If you want to import a batch of scanned PDFs without converting them to searchable PDFs right away, e.g. because you want to run the time-consuming OCR process later, you can easily do so. Import the files, e.g. to a group ‘To OCR’. Later, make sure to check Preferences > OCR > Original Document > Move to Trash, select all the documents, and convert them in one batch using ‘Data > Convert > to searchable PDF’. This replaces the selected scanned PDFs with searchable copies and deletes the original file in one batch.

4 Responses to “Tuesday Tip: Batch convert PDFs with OCR”

  1. Bradley Dichter says:

    When we import PDFs from a Mac server, where some are labeled, say Red, Yellow, Blue in the Finder, that label is not imported. Is that by design, a bug or a mis-configured preference. Thanks in advance.

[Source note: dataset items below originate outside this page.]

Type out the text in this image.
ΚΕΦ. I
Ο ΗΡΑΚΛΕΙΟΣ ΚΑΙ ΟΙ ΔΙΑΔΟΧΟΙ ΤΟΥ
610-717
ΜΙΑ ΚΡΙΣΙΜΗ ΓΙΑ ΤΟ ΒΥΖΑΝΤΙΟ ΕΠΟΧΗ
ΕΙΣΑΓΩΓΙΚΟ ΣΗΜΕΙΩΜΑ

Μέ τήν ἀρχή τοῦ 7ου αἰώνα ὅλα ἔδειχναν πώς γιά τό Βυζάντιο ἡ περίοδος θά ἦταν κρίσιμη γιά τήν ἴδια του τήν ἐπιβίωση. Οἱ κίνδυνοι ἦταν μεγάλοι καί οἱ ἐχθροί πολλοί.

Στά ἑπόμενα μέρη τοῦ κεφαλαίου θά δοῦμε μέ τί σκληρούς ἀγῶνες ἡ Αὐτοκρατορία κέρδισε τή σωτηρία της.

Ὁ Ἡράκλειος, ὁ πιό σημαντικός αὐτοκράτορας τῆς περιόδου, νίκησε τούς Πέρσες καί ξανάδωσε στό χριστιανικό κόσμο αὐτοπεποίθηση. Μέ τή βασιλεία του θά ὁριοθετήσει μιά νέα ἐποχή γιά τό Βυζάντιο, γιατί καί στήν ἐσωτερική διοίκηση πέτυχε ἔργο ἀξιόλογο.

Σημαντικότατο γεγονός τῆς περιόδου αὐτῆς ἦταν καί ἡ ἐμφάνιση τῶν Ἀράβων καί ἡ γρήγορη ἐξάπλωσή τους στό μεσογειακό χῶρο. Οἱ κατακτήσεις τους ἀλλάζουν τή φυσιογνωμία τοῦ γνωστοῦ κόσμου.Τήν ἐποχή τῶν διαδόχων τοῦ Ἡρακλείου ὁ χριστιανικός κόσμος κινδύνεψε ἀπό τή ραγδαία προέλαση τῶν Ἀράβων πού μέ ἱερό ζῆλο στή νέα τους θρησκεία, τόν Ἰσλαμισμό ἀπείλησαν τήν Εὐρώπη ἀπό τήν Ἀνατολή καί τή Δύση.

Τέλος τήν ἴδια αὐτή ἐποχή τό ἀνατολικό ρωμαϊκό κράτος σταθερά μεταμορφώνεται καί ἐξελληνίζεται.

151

  2. Bradley Dichter says:

    What about a PDF with a sticky note or two? That extra data doesn’t seem to import either into the DEVONthink view of the imported PDfs. Is that normal?

  3. Eric says:

    The annotations may be destroyed when you run OCR on them. Are they still present in the imported PDF when you don’t run them through OCR?

  4. Didier says:

    When I try to batch convert a bulk of documents (about 700) Devonthink Pro Office 2.3.5 crashes without log on OS X Leopard 10.5.8 (running on Xserve Harpertown with 12 Gig of memory). It is a pity that the program crashes here, as the number documents should be limited by disk space or time, but not to their number! Also, the community still is waiting for DevonThink finally supporting multiple cores. It is a shame that on a batch convert, especially, the program can only deal with one core. Please, implement it. In the latest version it is not implemented yet (2.4.2).